Wednesday, January 21, 2009

How to end a novel

I found this article on novel endings and it was incredible helpful.

I decided to extrapolate the key facts and place them here as a lovely reminder. Because I really need to start thinking about my ending before I start editing.

The commandments of great endings:
1. Tie up all lose ends
At the end of the book, make sure to tie up all the loose ends except for one so that you leave the readers wanting more (particularly if you're writing a sequel).

2. Make the ending inevitable
Readers should feel like there is no other possible ending based on the character's choices and scenes leading up to it.

3. Characters choices lead to the ending
The ending should come as the result of choices made by the characters. It should be foreshadowed in the scenes that come before it.

4. Something must end
Even if you are working on a series, something must be resolved by the end of the book. Whether subplot or a plot thread. The circumstances must also end, so if there is a sequel, those circumstances will be different.

5. Something must change
Avoid endings where nothing changes. Whether it is character personalities, emotions, viewpoints or political systems--change something. Otherwise, your reader just wasted a lot of time.
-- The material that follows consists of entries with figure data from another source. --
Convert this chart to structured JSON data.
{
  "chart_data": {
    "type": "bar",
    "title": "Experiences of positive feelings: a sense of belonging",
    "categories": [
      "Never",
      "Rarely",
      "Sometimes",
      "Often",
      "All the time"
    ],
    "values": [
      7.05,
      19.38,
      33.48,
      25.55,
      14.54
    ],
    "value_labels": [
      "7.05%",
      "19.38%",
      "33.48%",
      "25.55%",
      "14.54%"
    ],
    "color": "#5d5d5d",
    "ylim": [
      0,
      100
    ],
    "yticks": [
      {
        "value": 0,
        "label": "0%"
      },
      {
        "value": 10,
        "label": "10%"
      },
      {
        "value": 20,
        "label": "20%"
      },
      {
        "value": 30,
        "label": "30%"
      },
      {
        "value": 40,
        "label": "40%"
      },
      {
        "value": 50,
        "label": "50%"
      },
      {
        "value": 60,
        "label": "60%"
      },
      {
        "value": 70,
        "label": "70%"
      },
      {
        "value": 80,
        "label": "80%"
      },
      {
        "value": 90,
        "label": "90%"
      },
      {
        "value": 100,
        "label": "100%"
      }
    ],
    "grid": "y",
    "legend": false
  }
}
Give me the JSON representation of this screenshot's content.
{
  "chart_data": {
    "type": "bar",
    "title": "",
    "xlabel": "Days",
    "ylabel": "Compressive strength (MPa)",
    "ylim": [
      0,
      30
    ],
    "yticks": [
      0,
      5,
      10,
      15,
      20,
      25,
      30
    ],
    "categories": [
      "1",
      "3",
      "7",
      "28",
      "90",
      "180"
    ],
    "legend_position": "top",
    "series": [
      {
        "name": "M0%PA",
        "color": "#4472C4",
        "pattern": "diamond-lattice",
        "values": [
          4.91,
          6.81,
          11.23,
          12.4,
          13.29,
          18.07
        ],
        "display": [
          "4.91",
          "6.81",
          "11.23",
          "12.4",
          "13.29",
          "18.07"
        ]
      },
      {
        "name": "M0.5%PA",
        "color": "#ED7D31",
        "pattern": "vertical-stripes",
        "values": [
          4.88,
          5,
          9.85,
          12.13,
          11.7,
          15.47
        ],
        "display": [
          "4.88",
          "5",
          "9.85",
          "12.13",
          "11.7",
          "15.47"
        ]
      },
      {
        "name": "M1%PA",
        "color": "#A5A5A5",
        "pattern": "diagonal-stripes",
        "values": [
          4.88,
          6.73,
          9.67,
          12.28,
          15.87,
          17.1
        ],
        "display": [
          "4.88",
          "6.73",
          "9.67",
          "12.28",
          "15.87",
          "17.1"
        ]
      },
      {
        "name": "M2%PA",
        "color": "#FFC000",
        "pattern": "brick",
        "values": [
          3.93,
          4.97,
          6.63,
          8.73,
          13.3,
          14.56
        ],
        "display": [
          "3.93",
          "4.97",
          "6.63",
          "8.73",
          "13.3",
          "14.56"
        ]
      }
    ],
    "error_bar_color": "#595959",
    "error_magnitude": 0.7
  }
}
6. The main character must change
Which means the character guiding the story (narrator or focal character) must change in one way or another.

7. Avoid Deux ex Machina
Do not let a natural phenomenon or coincidence solve the dilemmas of your story. The Greeks may have gotten away with it, but you cannot.

As my current ending is pretty darn awful, these rules will be very helpful. In fact, I plan to focus on how my story will end first and then work backwards.

We'll see how that goes.

1 comment:

Captain Zaphod said...

Great tips.
As I am trying to write my first story, this will prove helpful.